A primera vista, ambas tendencias pueden parecer similares. En ambos casos, el contorno de los labios pierde su carácter gráfico y da paso a un aspecto más suave. Sin embargo, su ejecución no es exactamente la misma.
- Con un clásico efecto difuminado, el color se distribuye de manera bastante uniforme por toda la boca.
- Para lograr unos labios con efecto de labios mordidos, el degradado es clave: el tono es más intenso en el centro y se aclara gradualmente hacia los bordes. Inspirado en las técnicas de maquillaje coreanas, este método crea un hermoso efecto de volumen sin necesidad de un contorneado preciso. El resultado: unos labios vibrantes, frescos y con un aspecto deliberadamente natural.
Colores perfectos para el otoño
Parece que esta temporada fue diseñada para esta tendencia. Los tonos inspirados en las bayas rojas son los protagonistas indiscutibles: frambuesa, mora, ciruela ligeramente suavizada… sin olvidar los marrones cálidos y los rojos más apagados. Estos tonos intensos complementan a la perfección los looks otoñales y se pueden ajustar fácilmente para lograr la intensidad deseada. Y buenas noticias para quienes prefieren un maquillaje natural: aquí no hay necesidad de buscar la más mínima imperfección. El efecto es intencionalmente difuminado, por lo que un color que se desvanece a lo largo del día puede incluso realzar el encanto del resultado.
¿Cómo conseguir unos labios mordidos en tres pasos?
Lo primero es preparar tus labios. Un exfoliante suave, seguido de un bálsamo nutritivo, suavizará la superficie y evitará que el color se acumule en las zonas secas, algo especialmente común cuando bajan las temperaturas. Luego, aplica el color en el centro de los labios. No es necesario aplicarlo en toda la superficie: el efecto degradado es lo que marca la diferencia.

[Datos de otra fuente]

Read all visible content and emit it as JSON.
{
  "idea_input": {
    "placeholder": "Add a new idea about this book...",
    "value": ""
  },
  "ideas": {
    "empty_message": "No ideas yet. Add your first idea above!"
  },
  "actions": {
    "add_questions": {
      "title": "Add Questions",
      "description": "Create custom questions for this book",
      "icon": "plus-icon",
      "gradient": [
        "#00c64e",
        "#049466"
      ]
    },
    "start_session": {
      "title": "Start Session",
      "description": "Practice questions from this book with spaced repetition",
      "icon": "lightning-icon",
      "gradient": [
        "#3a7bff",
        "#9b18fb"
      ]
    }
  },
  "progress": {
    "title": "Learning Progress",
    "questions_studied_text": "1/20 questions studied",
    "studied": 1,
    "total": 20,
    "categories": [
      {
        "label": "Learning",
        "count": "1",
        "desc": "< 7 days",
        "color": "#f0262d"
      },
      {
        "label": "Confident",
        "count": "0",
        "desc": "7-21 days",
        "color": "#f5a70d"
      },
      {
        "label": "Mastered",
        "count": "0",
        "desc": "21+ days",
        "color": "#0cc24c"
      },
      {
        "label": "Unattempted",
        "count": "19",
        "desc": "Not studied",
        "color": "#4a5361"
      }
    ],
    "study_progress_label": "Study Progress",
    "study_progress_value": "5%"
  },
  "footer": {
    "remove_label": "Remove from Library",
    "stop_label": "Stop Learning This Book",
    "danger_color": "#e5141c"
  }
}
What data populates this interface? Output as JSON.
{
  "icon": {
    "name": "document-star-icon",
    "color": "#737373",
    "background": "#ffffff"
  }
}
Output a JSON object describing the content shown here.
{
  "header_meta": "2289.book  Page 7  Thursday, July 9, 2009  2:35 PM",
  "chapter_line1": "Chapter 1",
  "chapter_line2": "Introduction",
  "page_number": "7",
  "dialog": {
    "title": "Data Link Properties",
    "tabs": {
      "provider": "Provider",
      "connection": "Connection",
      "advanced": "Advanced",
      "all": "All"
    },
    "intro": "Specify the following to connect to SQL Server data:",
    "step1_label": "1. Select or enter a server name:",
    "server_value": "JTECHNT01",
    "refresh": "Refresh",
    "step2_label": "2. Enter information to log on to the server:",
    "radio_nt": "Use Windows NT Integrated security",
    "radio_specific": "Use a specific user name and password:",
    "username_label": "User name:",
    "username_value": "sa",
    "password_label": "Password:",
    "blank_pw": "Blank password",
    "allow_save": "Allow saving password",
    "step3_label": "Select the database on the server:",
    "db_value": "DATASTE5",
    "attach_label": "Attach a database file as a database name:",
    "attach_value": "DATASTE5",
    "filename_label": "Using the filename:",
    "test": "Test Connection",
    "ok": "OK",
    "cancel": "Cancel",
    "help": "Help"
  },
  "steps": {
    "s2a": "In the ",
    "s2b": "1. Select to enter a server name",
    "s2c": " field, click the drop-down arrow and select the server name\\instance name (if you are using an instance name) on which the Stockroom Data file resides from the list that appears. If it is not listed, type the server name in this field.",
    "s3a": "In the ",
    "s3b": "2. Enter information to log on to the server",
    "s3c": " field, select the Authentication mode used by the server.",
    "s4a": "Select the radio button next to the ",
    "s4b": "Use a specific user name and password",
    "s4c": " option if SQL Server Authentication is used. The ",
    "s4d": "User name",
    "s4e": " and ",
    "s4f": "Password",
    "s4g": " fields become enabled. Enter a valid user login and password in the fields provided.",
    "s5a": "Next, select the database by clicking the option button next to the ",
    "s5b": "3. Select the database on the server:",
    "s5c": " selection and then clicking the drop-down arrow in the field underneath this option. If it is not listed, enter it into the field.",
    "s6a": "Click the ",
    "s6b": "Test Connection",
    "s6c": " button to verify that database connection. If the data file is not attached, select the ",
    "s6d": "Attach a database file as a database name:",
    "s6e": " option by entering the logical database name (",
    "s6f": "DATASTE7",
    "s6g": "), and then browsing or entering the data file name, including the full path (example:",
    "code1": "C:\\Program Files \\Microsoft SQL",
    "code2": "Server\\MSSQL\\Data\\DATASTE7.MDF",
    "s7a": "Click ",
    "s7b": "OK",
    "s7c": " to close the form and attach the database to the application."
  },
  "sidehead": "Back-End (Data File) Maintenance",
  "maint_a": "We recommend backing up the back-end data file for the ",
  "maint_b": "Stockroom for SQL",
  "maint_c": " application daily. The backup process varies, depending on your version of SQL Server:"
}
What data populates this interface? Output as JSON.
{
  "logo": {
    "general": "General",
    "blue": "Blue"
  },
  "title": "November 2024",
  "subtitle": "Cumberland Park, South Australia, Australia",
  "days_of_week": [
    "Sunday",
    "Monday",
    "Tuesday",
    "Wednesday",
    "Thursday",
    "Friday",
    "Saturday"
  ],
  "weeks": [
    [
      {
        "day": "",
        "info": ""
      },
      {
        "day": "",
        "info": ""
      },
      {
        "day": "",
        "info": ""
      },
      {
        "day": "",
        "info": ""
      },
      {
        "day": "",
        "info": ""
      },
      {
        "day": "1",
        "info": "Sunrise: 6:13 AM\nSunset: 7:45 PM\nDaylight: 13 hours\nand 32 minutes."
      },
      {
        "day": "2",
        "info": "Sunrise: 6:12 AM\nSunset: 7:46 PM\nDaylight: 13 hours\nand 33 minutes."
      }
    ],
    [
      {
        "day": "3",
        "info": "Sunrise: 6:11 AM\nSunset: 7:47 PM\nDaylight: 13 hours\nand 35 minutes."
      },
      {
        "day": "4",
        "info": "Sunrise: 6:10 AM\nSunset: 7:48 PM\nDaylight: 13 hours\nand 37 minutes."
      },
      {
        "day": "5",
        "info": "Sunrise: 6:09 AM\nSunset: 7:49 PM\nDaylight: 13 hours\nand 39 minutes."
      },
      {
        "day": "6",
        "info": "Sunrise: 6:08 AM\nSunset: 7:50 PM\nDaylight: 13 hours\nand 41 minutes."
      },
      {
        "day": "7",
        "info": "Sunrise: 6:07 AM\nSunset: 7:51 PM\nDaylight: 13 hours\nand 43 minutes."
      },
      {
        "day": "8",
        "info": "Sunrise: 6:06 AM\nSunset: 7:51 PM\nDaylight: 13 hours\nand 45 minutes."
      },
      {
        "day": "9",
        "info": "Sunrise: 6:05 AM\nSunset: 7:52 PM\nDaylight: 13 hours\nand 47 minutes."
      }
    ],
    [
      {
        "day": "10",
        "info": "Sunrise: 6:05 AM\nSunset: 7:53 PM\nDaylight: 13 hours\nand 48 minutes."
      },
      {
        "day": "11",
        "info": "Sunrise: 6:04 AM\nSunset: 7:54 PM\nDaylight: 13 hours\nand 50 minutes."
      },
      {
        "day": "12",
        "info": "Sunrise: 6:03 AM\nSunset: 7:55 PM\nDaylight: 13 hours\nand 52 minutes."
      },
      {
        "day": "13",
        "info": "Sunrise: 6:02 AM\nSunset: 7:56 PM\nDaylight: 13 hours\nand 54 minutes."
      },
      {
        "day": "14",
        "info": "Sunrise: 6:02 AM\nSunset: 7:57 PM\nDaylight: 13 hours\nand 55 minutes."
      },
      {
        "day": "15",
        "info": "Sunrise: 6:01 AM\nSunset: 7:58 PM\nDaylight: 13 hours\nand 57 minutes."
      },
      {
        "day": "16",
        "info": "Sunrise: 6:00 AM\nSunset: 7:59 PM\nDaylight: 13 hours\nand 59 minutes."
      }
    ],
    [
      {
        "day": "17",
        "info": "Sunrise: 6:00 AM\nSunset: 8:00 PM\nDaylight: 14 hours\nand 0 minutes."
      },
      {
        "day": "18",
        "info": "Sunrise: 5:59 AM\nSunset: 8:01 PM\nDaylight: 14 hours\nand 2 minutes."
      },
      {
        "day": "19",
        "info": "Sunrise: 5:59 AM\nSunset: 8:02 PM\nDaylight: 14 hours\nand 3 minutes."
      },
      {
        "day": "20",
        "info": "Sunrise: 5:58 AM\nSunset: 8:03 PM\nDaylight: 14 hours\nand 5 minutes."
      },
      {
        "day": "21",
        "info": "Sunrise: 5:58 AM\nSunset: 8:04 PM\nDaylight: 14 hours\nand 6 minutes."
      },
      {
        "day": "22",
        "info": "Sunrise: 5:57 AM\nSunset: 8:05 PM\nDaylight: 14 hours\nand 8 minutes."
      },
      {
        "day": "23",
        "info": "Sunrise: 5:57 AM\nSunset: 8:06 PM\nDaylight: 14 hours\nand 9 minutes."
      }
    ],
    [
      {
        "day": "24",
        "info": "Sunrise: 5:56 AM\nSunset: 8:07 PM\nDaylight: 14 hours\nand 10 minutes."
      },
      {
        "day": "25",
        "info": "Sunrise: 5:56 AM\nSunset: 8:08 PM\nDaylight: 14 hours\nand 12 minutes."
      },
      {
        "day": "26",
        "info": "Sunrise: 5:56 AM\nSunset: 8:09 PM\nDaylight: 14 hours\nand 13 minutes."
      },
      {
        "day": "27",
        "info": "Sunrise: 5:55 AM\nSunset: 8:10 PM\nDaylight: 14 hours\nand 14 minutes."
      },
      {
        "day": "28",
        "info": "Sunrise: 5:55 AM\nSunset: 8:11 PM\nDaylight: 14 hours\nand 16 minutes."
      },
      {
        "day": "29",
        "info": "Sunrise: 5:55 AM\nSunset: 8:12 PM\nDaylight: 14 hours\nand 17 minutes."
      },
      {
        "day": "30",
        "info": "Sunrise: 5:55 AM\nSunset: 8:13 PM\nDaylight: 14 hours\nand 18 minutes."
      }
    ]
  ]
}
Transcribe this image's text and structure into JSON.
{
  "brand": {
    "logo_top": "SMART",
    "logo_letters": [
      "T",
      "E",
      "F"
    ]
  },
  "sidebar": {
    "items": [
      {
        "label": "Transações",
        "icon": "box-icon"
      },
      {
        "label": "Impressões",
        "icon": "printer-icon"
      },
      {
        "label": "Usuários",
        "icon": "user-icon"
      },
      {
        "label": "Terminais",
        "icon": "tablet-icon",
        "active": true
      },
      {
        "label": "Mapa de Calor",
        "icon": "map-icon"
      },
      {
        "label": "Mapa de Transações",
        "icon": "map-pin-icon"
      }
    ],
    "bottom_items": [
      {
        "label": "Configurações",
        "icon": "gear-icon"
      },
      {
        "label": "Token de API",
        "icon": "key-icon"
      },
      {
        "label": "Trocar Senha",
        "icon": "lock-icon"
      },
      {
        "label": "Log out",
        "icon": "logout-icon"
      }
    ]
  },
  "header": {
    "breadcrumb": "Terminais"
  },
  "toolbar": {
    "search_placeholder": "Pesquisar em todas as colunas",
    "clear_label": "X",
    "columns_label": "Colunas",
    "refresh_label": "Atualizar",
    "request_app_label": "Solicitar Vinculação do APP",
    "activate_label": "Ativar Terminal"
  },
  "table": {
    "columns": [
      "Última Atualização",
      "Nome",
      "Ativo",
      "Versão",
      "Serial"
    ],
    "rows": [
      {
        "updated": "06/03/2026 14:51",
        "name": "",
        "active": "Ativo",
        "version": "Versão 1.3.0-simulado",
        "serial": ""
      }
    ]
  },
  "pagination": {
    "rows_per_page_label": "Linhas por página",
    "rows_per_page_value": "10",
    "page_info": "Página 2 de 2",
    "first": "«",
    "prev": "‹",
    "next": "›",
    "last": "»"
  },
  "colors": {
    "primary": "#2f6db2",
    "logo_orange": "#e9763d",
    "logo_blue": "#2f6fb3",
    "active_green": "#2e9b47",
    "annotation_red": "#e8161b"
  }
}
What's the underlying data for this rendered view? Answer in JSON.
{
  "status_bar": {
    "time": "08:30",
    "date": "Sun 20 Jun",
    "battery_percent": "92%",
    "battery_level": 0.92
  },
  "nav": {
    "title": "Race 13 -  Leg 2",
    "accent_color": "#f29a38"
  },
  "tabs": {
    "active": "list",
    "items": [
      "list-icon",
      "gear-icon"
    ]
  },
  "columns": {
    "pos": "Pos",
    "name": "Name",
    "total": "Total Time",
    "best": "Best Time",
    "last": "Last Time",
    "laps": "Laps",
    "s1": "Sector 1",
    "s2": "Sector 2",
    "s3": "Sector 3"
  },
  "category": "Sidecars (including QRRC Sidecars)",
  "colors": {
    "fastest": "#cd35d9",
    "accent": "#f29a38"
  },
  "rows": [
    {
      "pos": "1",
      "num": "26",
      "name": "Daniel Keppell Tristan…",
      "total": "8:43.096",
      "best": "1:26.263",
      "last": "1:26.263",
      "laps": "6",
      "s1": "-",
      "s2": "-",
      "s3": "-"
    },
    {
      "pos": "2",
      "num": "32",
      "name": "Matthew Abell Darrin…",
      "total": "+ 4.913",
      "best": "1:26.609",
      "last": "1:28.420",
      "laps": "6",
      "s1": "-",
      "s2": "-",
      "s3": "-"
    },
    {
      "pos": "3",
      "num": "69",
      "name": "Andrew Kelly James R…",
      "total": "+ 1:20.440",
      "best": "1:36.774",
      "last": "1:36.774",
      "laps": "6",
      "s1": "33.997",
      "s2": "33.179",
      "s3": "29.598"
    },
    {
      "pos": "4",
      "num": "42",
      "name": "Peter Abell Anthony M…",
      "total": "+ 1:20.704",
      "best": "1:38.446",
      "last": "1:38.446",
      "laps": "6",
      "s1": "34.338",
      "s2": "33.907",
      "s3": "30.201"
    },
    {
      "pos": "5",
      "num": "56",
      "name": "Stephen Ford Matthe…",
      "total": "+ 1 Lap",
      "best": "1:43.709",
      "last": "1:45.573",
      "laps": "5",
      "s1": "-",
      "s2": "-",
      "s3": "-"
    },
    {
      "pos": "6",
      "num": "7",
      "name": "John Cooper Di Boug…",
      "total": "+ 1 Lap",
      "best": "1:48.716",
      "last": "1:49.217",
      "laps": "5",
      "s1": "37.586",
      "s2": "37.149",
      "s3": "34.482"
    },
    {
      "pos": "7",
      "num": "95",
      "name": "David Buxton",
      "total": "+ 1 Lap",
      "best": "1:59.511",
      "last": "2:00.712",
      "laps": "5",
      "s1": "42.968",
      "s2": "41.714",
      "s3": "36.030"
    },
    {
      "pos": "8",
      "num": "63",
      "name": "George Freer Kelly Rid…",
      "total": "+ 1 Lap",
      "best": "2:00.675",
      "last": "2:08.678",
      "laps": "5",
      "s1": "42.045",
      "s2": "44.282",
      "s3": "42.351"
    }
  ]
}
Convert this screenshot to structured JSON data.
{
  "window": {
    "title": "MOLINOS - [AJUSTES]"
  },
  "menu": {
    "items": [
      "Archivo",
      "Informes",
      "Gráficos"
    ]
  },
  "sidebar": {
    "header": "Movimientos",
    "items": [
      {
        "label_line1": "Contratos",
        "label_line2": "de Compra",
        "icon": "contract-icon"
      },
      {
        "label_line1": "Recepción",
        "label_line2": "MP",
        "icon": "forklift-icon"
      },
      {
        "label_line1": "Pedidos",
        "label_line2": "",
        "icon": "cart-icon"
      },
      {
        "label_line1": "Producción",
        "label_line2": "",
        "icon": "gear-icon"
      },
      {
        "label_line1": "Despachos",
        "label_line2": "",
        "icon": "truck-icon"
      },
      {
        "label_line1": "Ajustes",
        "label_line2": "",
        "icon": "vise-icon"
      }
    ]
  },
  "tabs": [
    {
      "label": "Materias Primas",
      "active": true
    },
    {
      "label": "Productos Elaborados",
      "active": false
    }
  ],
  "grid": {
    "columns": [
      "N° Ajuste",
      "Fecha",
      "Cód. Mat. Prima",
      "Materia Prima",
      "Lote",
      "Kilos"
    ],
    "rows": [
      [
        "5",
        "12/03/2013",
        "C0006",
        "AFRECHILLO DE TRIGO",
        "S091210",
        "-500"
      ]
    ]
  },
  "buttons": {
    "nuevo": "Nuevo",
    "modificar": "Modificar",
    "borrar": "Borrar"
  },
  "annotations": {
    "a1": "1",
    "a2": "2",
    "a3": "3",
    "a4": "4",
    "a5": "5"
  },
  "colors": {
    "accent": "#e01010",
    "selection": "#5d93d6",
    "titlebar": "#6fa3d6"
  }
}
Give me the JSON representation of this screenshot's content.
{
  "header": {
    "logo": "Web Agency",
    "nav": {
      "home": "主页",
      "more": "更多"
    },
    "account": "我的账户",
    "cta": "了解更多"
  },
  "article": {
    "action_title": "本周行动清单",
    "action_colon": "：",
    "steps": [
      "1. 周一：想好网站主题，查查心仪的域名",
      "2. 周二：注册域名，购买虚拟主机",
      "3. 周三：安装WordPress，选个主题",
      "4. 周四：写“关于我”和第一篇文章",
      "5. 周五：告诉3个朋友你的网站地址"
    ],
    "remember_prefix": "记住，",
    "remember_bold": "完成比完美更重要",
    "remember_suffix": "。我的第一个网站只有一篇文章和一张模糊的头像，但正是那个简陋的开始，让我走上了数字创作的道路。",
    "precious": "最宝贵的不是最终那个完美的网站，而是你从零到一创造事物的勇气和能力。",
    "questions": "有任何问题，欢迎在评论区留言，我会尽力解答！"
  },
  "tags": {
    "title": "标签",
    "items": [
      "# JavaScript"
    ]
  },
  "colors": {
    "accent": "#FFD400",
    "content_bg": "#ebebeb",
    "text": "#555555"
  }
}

Con el dedo, difumina suavemente el producto hacia afuera para lograr una transición gradual. El toque final: un poco de bálsamo en el centro de los labios para mayor comodidad y definición. Los tintes labiales, los bálsamos con color y los lápices labiales cremosos y fáciles de difuminar son ideales para esta técnica.
Una tendencia que agrada a todos.
La otra buena noticia es que los labios con efecto "mordido" no se limitan a una forma específica. Esta tendencia también combina a la perfección con un maquillaje minimalista: una tez luminosa, ojos discretos y labios con un color sutil. Por supuesto, nada te impide intensificarlo o adaptarlo a tu gusto.
¿Y si no la hubieras seguido?
Quizás lo más importante sea recordar que una tendencia de belleza es una sugerencia, nunca una obligación. Puedes probar los labios con efecto "mordido", adaptarlos, reinterpretarlos… o simplemente dejar que pasen de moda. También puedes optar por no usar maquillaje. Ya tengas 20, 40, 60 años o más, seas quien seas, tu rostro no tiene nada que demostrar. El maquillaje puede ser un juego, un placer, un hábito o simplemente no usarse.
Y, por último, puede que los defensores de los "labios mordidos" hayan encontrado ahí su mejor argumento: fomentan un menor control sobre la apariencia y el juego con el color, sin buscar la perfección.